For the sensitivities on the allometric intercepts, a similar conclusion can be drawn: the dependencies on C Y and α fol. can be interpreted with the AMT model (see below), and there is no significant dependency on e and V prod., with the exception of α N , for which the sensitivities are about ±0.5. One explanation for this specific behaviour may be that again when increasing e or decreasing V prod., less photosynthates are available for primary growth and thus trees are much smaller. There is also a selection of a lower safety against wind loads and a higher fractal dimension. All these effects concur to increase the number of leaves for a given trunk diameter and, as a consequence, increase α N , but further research is clearly needed to fully understand this effect.

From the analytic model for tree allometry (the AMT model), sensitivities can also be calculated (Supplementary Table 3). To do so, we have assumed that fractal dimension D depends linearly on the foliage transparency α fol.: D = 2 + α fol., as it is suggested from the parametric analyses (Supplementary Methods and Supplementary Fig. 12). For allometric intercepts, agreement with the numerical simulation is good: signs and orders of magnitude of the sensitivities are correctly recovered both for C Y and for α fol.. For the allometric exponents, agreement is excellent, showing that the simple analytic AMT model correctly incorporates the principal mechanisms at play in setting the allometric laws in MECHATREE. It also shows that the hypothesis of linear dependence of fractal dimension on foliage transparency (D = 2 + α fol.) is coherent with the sensitivities observed.

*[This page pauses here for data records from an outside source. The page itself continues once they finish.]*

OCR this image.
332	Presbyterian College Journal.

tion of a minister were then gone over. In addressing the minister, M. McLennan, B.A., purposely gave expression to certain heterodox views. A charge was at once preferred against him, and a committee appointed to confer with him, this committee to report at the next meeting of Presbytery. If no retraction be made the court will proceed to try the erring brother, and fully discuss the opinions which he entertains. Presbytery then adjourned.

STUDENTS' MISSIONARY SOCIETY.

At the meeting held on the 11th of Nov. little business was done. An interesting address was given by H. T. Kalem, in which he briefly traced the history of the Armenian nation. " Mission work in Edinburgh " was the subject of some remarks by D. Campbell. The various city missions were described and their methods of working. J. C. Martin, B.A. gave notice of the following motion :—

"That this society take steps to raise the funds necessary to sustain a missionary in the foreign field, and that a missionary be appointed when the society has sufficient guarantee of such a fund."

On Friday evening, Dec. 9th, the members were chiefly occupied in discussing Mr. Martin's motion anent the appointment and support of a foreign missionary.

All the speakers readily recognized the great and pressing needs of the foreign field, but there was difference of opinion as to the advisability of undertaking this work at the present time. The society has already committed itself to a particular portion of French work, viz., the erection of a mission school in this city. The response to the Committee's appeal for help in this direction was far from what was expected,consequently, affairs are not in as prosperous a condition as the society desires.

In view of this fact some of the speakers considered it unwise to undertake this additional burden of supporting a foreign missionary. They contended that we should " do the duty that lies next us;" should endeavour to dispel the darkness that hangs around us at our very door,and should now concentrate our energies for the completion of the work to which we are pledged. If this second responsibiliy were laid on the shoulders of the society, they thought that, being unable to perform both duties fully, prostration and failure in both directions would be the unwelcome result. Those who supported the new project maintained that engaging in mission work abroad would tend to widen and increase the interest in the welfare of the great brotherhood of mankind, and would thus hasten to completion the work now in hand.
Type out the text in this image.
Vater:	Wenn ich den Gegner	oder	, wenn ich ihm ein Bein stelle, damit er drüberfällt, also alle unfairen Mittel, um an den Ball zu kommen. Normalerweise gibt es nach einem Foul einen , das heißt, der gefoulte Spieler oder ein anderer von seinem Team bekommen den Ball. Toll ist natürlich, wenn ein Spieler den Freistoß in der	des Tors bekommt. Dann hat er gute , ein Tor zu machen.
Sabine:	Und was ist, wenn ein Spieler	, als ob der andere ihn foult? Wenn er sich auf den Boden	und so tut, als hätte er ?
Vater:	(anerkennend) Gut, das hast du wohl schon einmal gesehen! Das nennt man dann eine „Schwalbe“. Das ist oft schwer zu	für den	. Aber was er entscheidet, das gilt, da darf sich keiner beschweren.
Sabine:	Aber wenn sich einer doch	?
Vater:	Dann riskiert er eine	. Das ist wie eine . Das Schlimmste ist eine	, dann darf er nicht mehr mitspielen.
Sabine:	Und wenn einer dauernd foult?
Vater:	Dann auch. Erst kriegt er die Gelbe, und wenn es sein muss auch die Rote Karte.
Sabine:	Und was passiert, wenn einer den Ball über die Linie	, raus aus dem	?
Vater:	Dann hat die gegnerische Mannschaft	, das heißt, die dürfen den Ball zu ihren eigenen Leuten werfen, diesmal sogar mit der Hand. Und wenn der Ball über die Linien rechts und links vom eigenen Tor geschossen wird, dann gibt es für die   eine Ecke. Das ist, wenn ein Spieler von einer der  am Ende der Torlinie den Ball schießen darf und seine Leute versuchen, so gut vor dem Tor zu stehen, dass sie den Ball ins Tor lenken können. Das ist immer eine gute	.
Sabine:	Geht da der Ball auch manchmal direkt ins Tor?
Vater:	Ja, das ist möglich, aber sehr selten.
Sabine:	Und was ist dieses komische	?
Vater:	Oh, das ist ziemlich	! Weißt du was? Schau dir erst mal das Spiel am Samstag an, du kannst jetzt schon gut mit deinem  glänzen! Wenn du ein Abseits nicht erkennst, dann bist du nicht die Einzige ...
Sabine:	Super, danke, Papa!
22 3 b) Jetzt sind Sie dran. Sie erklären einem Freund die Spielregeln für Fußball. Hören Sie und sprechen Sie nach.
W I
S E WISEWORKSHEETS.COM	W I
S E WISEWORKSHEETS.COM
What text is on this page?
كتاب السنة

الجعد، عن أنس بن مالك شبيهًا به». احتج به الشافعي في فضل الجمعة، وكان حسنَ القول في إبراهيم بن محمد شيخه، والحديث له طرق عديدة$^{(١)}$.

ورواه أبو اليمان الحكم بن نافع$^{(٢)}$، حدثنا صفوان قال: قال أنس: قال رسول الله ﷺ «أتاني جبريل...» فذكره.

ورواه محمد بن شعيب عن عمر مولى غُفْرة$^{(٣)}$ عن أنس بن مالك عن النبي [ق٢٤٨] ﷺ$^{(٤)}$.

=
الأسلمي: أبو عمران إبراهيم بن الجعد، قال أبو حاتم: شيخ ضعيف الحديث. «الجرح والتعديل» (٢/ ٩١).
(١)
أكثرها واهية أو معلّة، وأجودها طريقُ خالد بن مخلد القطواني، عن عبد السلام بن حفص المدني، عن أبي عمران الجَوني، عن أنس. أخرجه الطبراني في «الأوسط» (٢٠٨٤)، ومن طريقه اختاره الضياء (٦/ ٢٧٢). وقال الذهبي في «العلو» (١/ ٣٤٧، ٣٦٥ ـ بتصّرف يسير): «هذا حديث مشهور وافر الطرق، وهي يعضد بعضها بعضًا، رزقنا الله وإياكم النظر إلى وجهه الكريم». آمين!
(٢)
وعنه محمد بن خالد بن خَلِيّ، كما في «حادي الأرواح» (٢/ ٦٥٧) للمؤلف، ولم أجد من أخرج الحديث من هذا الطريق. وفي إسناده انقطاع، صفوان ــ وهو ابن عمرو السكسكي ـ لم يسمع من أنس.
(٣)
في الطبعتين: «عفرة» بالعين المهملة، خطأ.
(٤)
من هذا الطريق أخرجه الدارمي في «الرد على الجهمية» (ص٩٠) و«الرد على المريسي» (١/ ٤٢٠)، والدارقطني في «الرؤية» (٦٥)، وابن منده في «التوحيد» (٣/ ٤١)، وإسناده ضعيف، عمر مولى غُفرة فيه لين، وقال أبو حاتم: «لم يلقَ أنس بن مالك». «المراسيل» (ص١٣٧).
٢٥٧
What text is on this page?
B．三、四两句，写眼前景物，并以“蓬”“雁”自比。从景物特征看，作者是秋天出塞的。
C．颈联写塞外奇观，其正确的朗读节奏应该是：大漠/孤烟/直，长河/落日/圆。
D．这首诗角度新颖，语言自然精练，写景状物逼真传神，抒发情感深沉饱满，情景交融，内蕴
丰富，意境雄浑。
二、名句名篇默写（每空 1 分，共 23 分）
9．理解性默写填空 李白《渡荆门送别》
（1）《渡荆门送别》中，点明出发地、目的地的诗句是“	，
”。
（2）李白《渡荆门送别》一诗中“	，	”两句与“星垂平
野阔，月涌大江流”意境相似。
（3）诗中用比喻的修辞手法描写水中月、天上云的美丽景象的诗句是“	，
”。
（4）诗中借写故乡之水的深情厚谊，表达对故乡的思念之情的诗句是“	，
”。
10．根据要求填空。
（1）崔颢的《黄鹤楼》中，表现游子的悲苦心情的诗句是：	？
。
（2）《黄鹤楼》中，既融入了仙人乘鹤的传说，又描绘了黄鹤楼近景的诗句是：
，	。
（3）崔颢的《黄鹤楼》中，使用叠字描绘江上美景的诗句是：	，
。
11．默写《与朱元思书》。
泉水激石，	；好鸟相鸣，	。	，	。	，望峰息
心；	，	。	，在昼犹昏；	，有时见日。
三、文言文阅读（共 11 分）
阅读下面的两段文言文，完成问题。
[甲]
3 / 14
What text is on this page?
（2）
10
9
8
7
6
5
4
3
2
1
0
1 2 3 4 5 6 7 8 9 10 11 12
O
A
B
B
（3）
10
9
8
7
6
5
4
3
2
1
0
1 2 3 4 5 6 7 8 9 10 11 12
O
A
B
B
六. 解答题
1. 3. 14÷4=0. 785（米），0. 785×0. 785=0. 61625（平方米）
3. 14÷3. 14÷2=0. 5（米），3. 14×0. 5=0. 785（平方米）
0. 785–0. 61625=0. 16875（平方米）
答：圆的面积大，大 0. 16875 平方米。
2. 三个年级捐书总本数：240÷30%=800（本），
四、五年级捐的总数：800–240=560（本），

Supplementary Table 4 shows how fractal dimension, average tree size and safety are sensitive to the model parameters. It should be noted that the tree species used to compute these sensitivities have only evolved during 3000 yrs. On such a short period, only rudimentary selection has had enough time to act. Yet, safety against wind loads depend significantly on the model parameters. Our interpretation of this dependence is the following. As expected, trees can grow larger on average when more photosynthates can be allocated to primary growth (either when C Y or e decreases, or when V prod. or α fol. increases). However, trees that grow larger also take more time to grow. For them, a higher safety against wind loads may be necessary to survive very rare wind events. For these large trees, the fractal dimension also tends to be smaller because of finite-size effects. These arguments explain the signs of all sensitivities in Supplementary Table 4, except one: \({s_{D,{\alpha _{{\rm{fol}}{\rm{.}}}}}}\). For larger transparencies of foliages, the fractal dimension tends to increase. The explanation for this particular dependence is given above: for opaque foliages, we expect a fractal dimension D = 2 and for fully transparent foliages, we expect volume-filling D = 3.

Data availability

The data sets generated during and/or analysed during the current study are available from the corresponding author on reasonable request.